At the moment, though, Chang didn’t seem to know what to do any better than Darren. Nor did the other three pirates in the café. Nor did the previous inhabitants, but then, the dead
rarely offered useful advice. Darren, Chang and the rest had mowed down everyone inside the restaurant as soon as they arrived.

“This is pretty goddamn accurate fire for bush leaguers,” Chang growled.

“Yeah?” Darren huffed, doing his best not to panic. “How accurate is it if we aren’t dead?” He resolved, not for the first or last time that day, to buy the best body armor he could afford the second he was back on Paradise, and fuck anyone who mocked him for it.

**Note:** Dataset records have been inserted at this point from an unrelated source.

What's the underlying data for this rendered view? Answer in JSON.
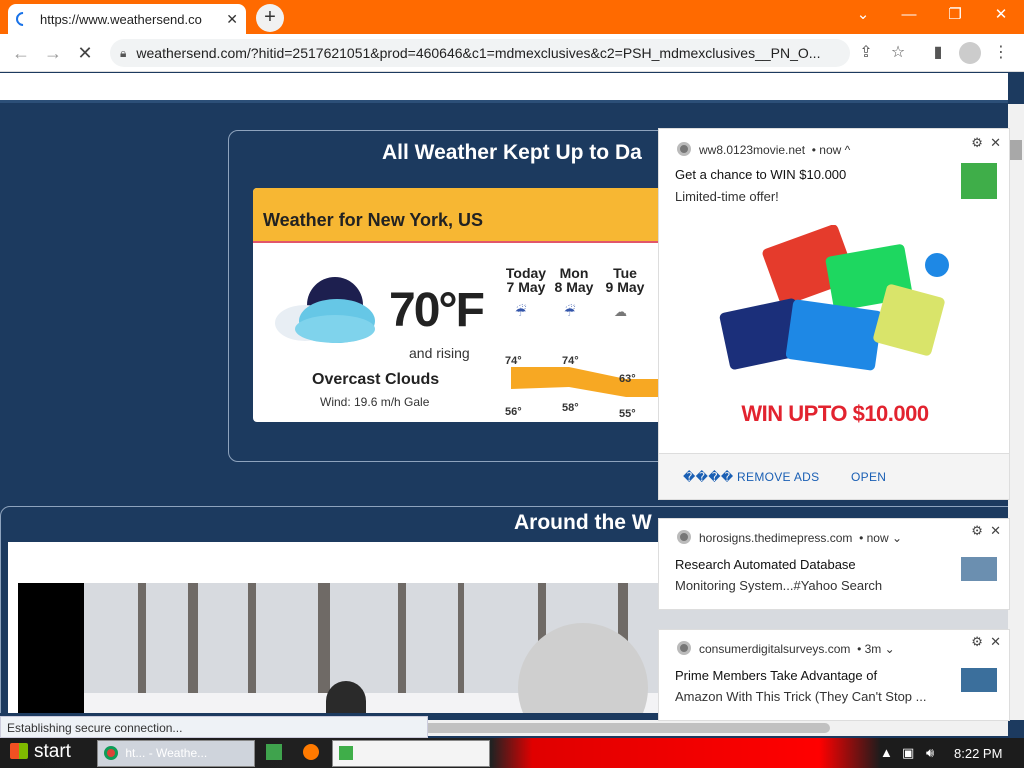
{
  "browser": {
    "tab_title": "https://www.weathersend.co",
    "tab_close": "✕",
    "new_tab": "+",
    "url": "weathersend.com/?hitid=2517621051&prod=460646&c1=mdmexclusives&c2=PSH_mdmexclusives__PN_O...",
    "window_controls": [
      "⌄",
      "—",
      "❐",
      "✕"
    ]
  },
  "page": {
    "heading": "All Weather Kept Up to Da",
    "card_title": "Weather for New York, US",
    "temperature": "70°F",
    "trend": "and rising",
    "condition": "Overcast Clouds",
    "wind": "Wind: 19.6 m/h Gale",
    "days": [
      {
        "name": "Today",
        "date": "7 May",
        "hi": "74°",
        "lo": "56°",
        "icon": "rain-icon"
      },
      {
        "name": "Mon",
        "date": "8 May",
        "hi": "74°",
        "lo": "58°",
        "icon": "rain-icon"
      },
      {
        "name": "Tue",
        "date": "9 May",
        "hi": "63°",
        "lo": "55°",
        "icon": "cloudy-icon"
      }
    ],
    "around_heading": "Around the W"
  },
  "status_text": "Establishing secure connection...",
  "notifications": [
    {
      "source": "ww8.0123movie.net",
      "time": "• now ^",
      "title": "Get a chance to WIN $10.000",
      "body": "Limited-time offer!",
      "banner": "WIN UPTO $10.000",
      "actions": [
        "���� REMOVE ADS",
        "OPEN"
      ]
    },
    {
      "source": "horosigns.thedimepress.com",
      "time": "• now ⌄",
      "title": "Research Automated Database",
      "body": "Monitoring System...#Yahoo Search"
    },
    {
      "source": "consumerdigitalsurveys.com",
      "time": "• 3m ⌄",
      "title": "Prime Members Take Advantage of",
      "body": "Amazon With This Trick (They Can't Stop ..."
    }
  ],
  "taskbar": {
    "start": "start",
    "task1": "ht... - Weathe...",
    "task2": "",
    "clock": "8:22 PM"
  },
  "colors": {
    "titlebar": "#ff6a00",
    "page_bg": "#1c3a5f",
    "card_header": "#f7b733",
    "ad_red": "#e2232f"
  }
}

“Nah, it’s not like that,”
grunted Chang. “They think we’re in here, but they aren’t sure. Don’t wanna go wasting the whole neighborhood on unconfirmed targets. They’re just trying to goad us into returning fire.”

“What happens then?”

“Well… then they get serious. They’ll use heavier bullets to rip through these walls. Or rockets. I’d go with rockets if I was them.”

Darren blanched. It hadn’t occurred to him that the shooting was somehow less than serious. Clearly that was how Chang saw it. Another burst of fire struck their building. The wall behind Darren shook with the impact of several bullets; other
rounds sailed through the shattered window to punch into the opposite wall.

The plan for dealing with
the palace perimeter had crashed and burned with the
Liberty Rose
. “Well,” asked Darren, “what the hell are we still doing in here then?”

Frowning, Chang pressed a key on his wrist computer and pulled up an overhead image of the neighborhood, shared out after
Guillotine’s
first visit. “Look, this whole area is designed as a kill zone around the palace,” he explained. “Whoever’s in charge of the security forces here probably decides who gets to set up shop closest to the palace. That’s why they’ve got a hundred meters of open streets and plazas and shit all around it. My bet is they know exactly which building is at what range and how much punishment it can take.

“They’ve gotta have at least a couple hundred armed guys in that palace. Probably some powered security or infantry armor with ‘em. We already took out the spaceport, the barracks and the police stations, so the biggest concentration of resistance left in the city is in that palace.
They probably built that place to withstand a revolt or a peasant uprising or whatever sort of bullshit keeps royalty awake at night, so they’ve got no reason to come out and fight us.

“By now they know we’ve only got a few ships. If they’ve got more anti-air, they’re gonna keep it hidden until they’ve
got a sure shot. Chances are they’ve still got at least a little, so we can’t really call in any air support.”


Then why the hell are we coming to them?” Darren pressed. He tried to keep from sounding shrill. “If they’re gonna stay there, then fuck ‘em, right? Let ‘em stay. Let’s loot the rest of the city and bail! Or just blow the hell out of it from orbit!”

Chang
scowled. “Are you crazy? That’s where all the good cash and loot is gonna be.”

“What’re you talking about?
This city is full of nice houses! There’s good loot all around!”

“Not this good. Prince Khalil or whoever’s in charge has gotta be worth some serious ransom. Place is probably filthy with cash and artwork and all kinds of bullshit to keep him happy while he’s stuck out here in the boonies. Nah, man. We gotta take the palace.”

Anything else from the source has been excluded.